Transnational Infrastructures of Resistance: From Empire to Occupation
The project directly speaks to (and against) the Geography discipline by unsettling the idea of infrastructure from our normative understanding.
25 May 2021
The project directly speaks to (and against) the Geography discipline by unsettling the idea of infrastructure from our normative understanding. By doing so, it project aims to critically analyse what kind of infrastructure is required for resistance in urban spaces. Recent resistance movements across the globe highlight spatial occupation as an important praxis to exert rights. Here occupation becomes essential for two reasons. Firstly, in urban areas, spatial occupation heightens the visibility of a movement by extending the right to resist for broader political imagination. Secondly, spatial occupations also counter the dominant spatial logics of hegemonic appropriation of power. Building on this, the project aims to analyse what kind of infrastructure was developed for the spatial occupation in recent protest movements in India. To do so, the project focuses on Anti-CAA protest and Framer’s protest in India. The collective will conduct ethnographic interviews in India and London.
The interviews in India will be focused on farmer leaders, student groups and community members. The collective will also conduct 10 interviews in London, particularly with groups who were engaged in protest movements in London. London interview will involve the diasporic Punjabi community and South Asia Solidarity Network members.

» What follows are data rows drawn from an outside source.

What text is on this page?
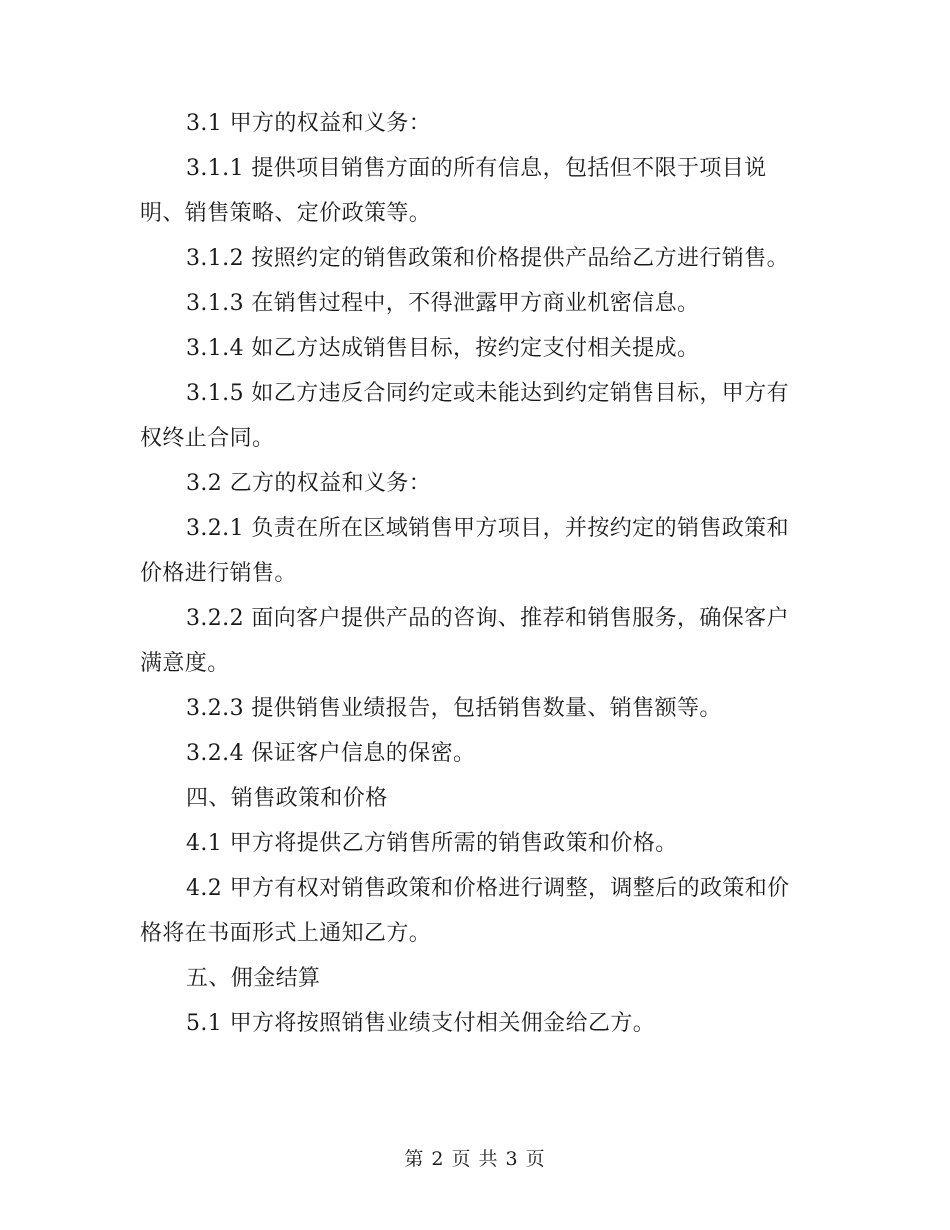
3.1 甲方的权益和义务：

3.1.1 提供项目销售方面的所有信息，包括但不限于项目说明、销售策略、定价政策等。

3.1.2 按照约定的销售政策和价格提供产品给乙方进行销售。

3.1.3 在销售过程中，不得泄露甲方商业机密信息。

3.1.4 如乙方达成销售目标，按约定支付相关提成。

3.1.5 如乙方违反合同约定或未能达到约定销售目标，甲方有权终止合同。

3.2 乙方的权益和义务：

3.2.1 负责在所在区域销售甲方项目，并按约定的销售政策和价格进行销售。

3.2.2 面向客户提供产品的咨询、推荐和销售服务，确保客户满意度。

3.2.3 提供销售业绩报告，包括销售数量、销售额等。

3.2.4 保证客户信息的保密。

四、销售政策和价格

4.1 甲方将提供乙方销售所需的销售政策和价格。

4.2 甲方有权对销售政策和价格进行调整，调整后的政策和价格将在书面形式上通知乙方。

五、佣金结算

5.1 甲方将按照销售业绩支付相关佣金给乙方。

第 2 页 共 3 页
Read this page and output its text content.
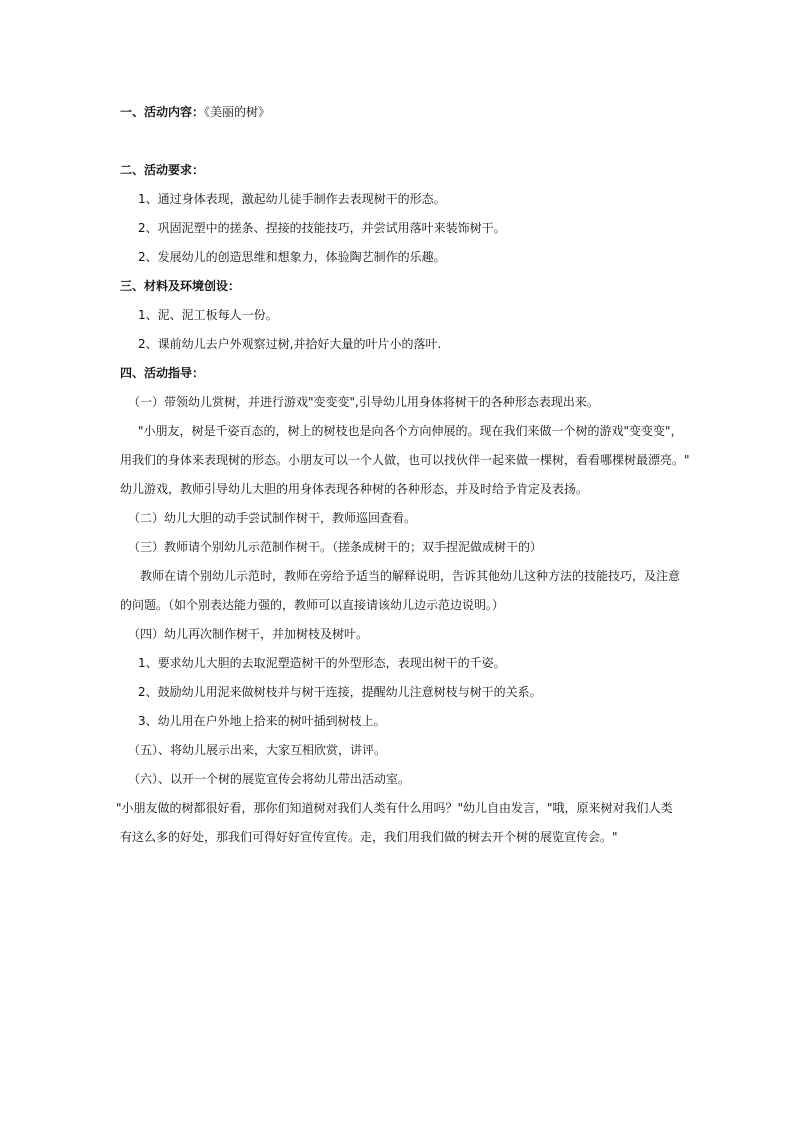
一、活动内容：《美丽的树》
二、活动要求：
1、通过身体表现，激起幼儿徒手制作去表现树干的形态。
2、巩固泥塑中的搓条、捏接的技能技巧，并尝试用落叶来装饰树干。
2、发展幼儿的创造思维和想象力，体验陶艺制作的乐趣。
三、材料及环境创设：
1、泥、泥工板每人一份。
2、课前幼儿去户外观察过树,并拾好大量的叶片小的落叶.
四、活动指导：
（一）带领幼儿赏树，并进行游戏"变变变",引导幼儿用身体将树干的各种形态表现出来。
"小朋友，树是千姿百态的，树上的树枝也是向各个方向伸展的。现在我们来做一个树的游戏"变变变"，
用我们的身体来表现树的形态。小朋友可以一个人做，也可以找伙伴一起来做一棵树，看看哪棵树最漂亮。"
幼儿游戏，教师引导幼儿大胆的用身体表现各种树的各种形态，并及时给予肯定及表扬。
（二）幼儿大胆的动手尝试制作树干，教师巡回查看。
（三）教师请个别幼儿示范制作树干。（搓条成树干的；双手捏泥做成树干的）
教师在请个别幼儿示范时，教师在旁给予适当的解释说明，告诉其他幼儿这种方法的技能技巧，及注意
的问题。（如个别表达能力强的，教师可以直接请该幼儿边示范边说明。）
（四）幼儿再次制作树干，并加树枝及树叶。
1、要求幼儿大胆的去取泥塑造树干的外型形态，表现出树干的千姿。
2、鼓励幼儿用泥来做树枝并与树干连接，提醒幼儿注意树枝与树干的关系。
3、幼儿用在户外地上拾来的树叶插到树枝上。
（五）、将幼儿展示出来，大家互相欣赏，讲评。
（六）、以开一个树的展览宣传会将幼儿带出活动室。
"小朋友做的树都很好看，那你们知道树对我们人类有什么用吗？"幼儿自由发言，"哦，原来树对我们人类
有这么多的好处，那我们可得好好宣传宣传。走，我们用我们做的树去开个树的展览宣传会。"
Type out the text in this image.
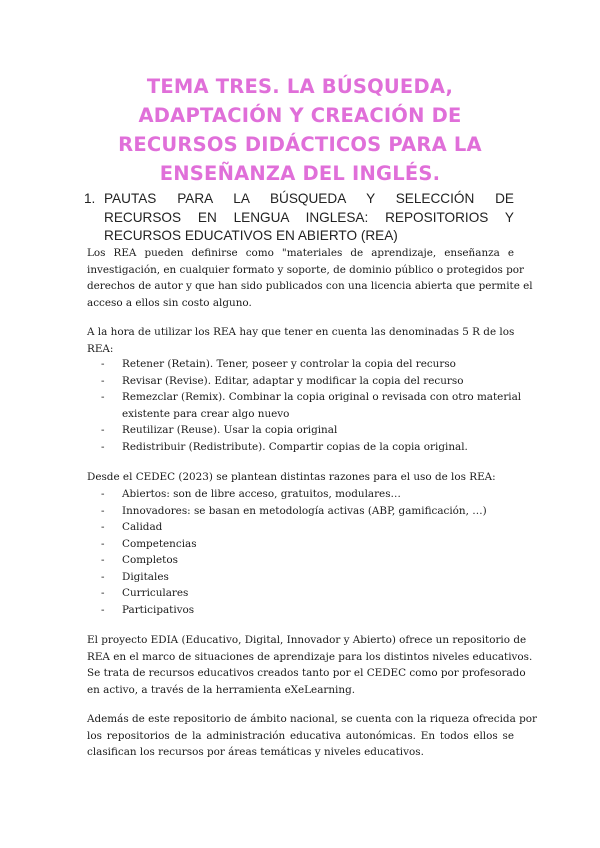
TEMA TRES. LA BÚSQUEDA,
ADAPTACIÓN Y CREACIÓN DE
RECURSOS DIDÁCTICOS PARA LA
ENSEÑANZA DEL INGLÉS.
1. PAUTAS PARA LA BÚSQUEDA Y SELECCIÓN DE
RECURSOS EN LENGUA INGLESA: REPOSITORIOS Y
RECURSOS EDUCATIVOS EN ABIERTO (REA)
Los REA pueden definirse como "materiales de aprendizaje, enseñanza e
investigación, en cualquier formato y soporte, de dominio público o protegidos por
derechos de autor y que han sido publicados con una licencia abierta que permite el
acceso a ellos sin costo alguno.
A la hora de utilizar los REA hay que tener en cuenta las denominadas 5 R de los
REA:
- Retener (Retain). Tener, poseer y controlar la copia del recurso
- Revisar (Revise). Editar, adaptar y modificar la copia del recurso
- Remezclar (Remix). Combinar la copia original o revisada con otro material
existente para crear algo nuevo
- Reutilizar (Reuse). Usar la copia original
- Redistribuir (Redistribute). Compartir copias de la copia original.
Desde el CEDEC (2023) se plantean distintas razones para el uso de los REA:
- Abiertos: son de libre acceso, gratuitos, modulares…
- Innovadores: se basan en metodología activas (ABP, gamificación, …)
- Calidad
- Competencias
- Completos
- Digitales
- Curriculares
- Participativos
El proyecto EDIA (Educativo, Digital, Innovador y Abierto) ofrece un repositorio de
REA en el marco de situaciones de aprendizaje para los distintos niveles educativos.
Se trata de recursos educativos creados tanto por el CEDEC como por profesorado
en activo, a través de la herramienta eXeLearning.
Además de este repositorio de ámbito nacional, se cuenta con la riqueza ofrecida por
los repositorios de la administración educativa autonómicas. En todos ellos se
clasifican los recursos por áreas temáticas y niveles educativos.
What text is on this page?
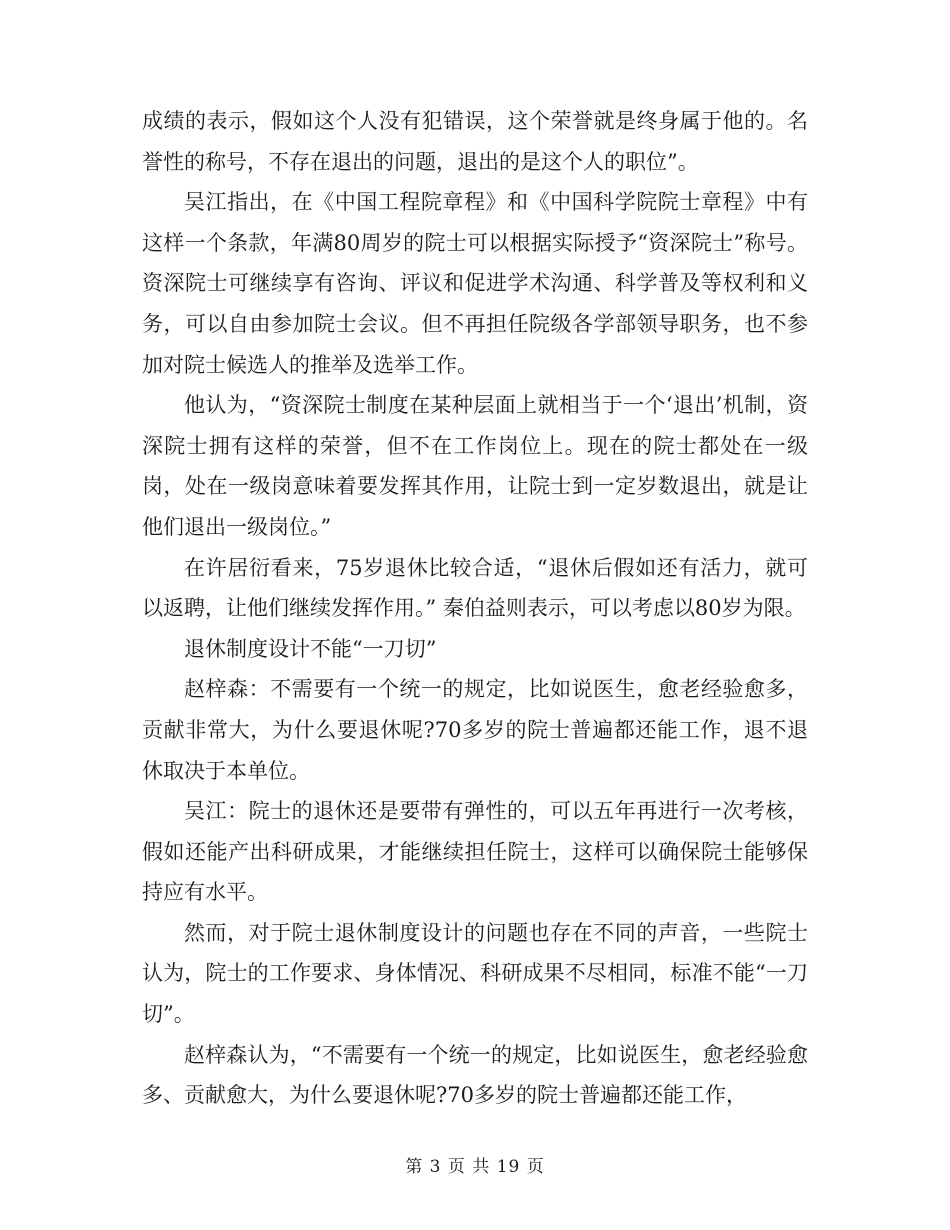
成绩的表示，假如这个人没有犯错误，这个荣誉就是终身属于他的。名誉性的称号，不存在退出的问题，退出的是这个人的职位”。

吴江指出，在《中国工程院章程》和《中国科学院院士章程》中有这样一个条款，年满80周岁的院士可以根据实际授予“资深院士”称号。资深院士可继续享有咨询、评议和促进学术沟通、科学普及等权利和义务，可以自由参加院士会议。但不再担任院级各学部领导职务，也不参加对院士候选人的推举及选举工作。

他认为，“资深院士制度在某种层面上就相当于一个‘退出’机制，资深院士拥有这样的荣誉，但不在工作岗位上。现在的院士都处在一级岗，处在一级岗意味着要发挥其作用，让院士到一定岁数退出，就是让他们退出一级岗位。”

在许居衍看来，75岁退休比较合适，“退休后假如还有活力，就可以返聘，让他们继续发挥作用。” 秦伯益则表示，可以考虑以80岁为限。

退休制度设计不能“一刀切”

赵梓森：不需要有一个统一的规定，比如说医生，愈老经验愈多，贡献非常大，为什么要退休呢?70多岁的院士普遍都还能工作，退不退休取决于本单位。

吴江：院士的退休还是要带有弹性的，可以五年再进行一次考核，假如还能产出科研成果，才能继续担任院士，这样可以确保院士能够保持应有水平。

然而，对于院士退休制度设计的问题也存在不同的声音，一些院士认为，院士的工作要求、身体情况、科研成果不尽相同，标准不能“一刀切”。

赵梓森认为，“不需要有一个统一的规定，比如说医生，愈老经验愈多、贡献愈大，为什么要退休呢?70多岁的院士普遍都还能工作，

第 3 页 共 19 页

As an outcome, the project will develop a website on ‘Infrastructure of Resistance’ which will archive the knowledge that will be generated from the project and will act as a knowledge repository for scholars and activists interested in resistance movements, solidarity networks and similar thematic areas. The project also aims to produce 5-part vernacular podcast series as part of Confronting Caste podcast series that is currently hosted by King’s India Institute.
- Team
Collective for Critical South Asia Praxis which includes Dr Ufaque Paiker (Ashoka University, India); Dr Raktim Ray (UCL), Dr Srilata Sircar (Kings College, London)
- Funder
Antipode Foundation Grant Right to Discipline
£10,000 Duration: 1 year; DPU, UCL will be the host institution.